Question: With a 10 dimensional MCMC chain, let's say I'm prepared to hand you a matrix of the draws: 100,000 iterations (rows) by 10 parameters (columns), how best can I identify the posterior modes? I'm especially concerned with multiple modes.
Background: I consider myself a computationally savvy statistician, but when a colleague asked me this question, I was ashamed that I couldn't come up with a reasonable answer. The primary concern is that multiple modes may appear, but only if at least eight or so of the ten dimensions are considered. My first thought would be to use a kernel density estimate, but a search through R revealed nothing promising for problems of greater than three dimensions. The colleague has proposed an ad-hoc binning strategy in ten dimensions and searching for a maximum, but my concern is that bandwidth might either lead to significant sparsity problems or to a lack of resolution to discern multiple modes. That said, I'd happily accept suggestions for automated bandwidth suggestions, links to a 10 kernel density estimator, or anything else which you know about.

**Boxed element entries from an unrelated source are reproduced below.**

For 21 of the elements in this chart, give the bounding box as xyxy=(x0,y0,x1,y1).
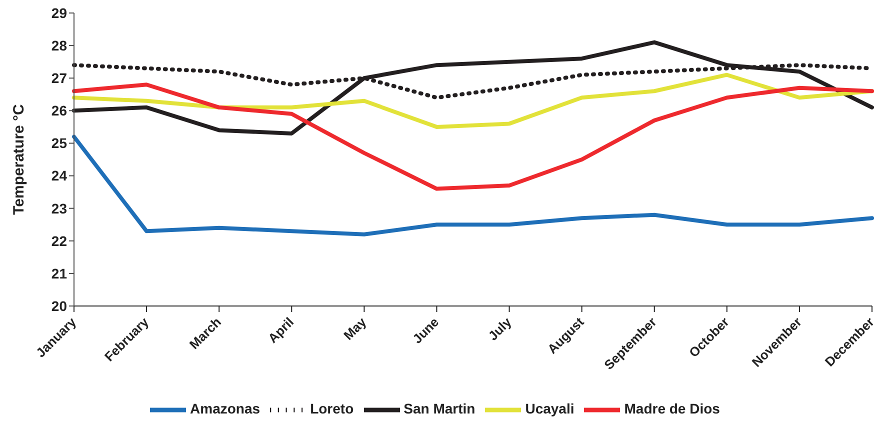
y-tick-label: 21 xyxy=(51,265,68,282)
y-tick-label: 24 xyxy=(51,168,68,184)
legend-label: Ucayali xyxy=(525,400,574,417)
y-tick-label: 23 xyxy=(51,200,68,216)
line-series xyxy=(72,72,874,129)
legend-label: San Martin xyxy=(404,400,476,417)
y-tick-label: 28 xyxy=(51,38,68,54)
y-tick-label: 25 xyxy=(51,135,68,152)
x-tick-label: May xyxy=(340,314,370,343)
y-tick-label: 27 xyxy=(51,70,68,86)
line-series xyxy=(72,40,874,136)
legend-label: Madre de Dios xyxy=(624,400,720,417)
y-tick-label: 29 xyxy=(51,4,68,21)
y-tick-label: 26 xyxy=(51,102,68,119)
y-tick-label: 20 xyxy=(51,298,68,314)
line-series xyxy=(72,134,874,236)
legend-label: Amazonas xyxy=(190,400,260,417)
legend-label: Loreto xyxy=(310,400,354,417)
y-tick-label: 22 xyxy=(51,232,68,249)
line-series xyxy=(72,82,874,191)
y-axis-title: Temperature °C xyxy=(10,104,28,215)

We believe that the distribution may be quite skewed; hence, we wish to identify the posterior mode(s) and not the posterior means.
We are concerned that there may be several posterior modes.
If possible, we'd prefer an R based suggestion. But any algorithm will do as long as it isn't incredibly difficult to implement. I guess I'd prefer not to implement a N-d kernel density estimator with automated bandwidth selection from scratch.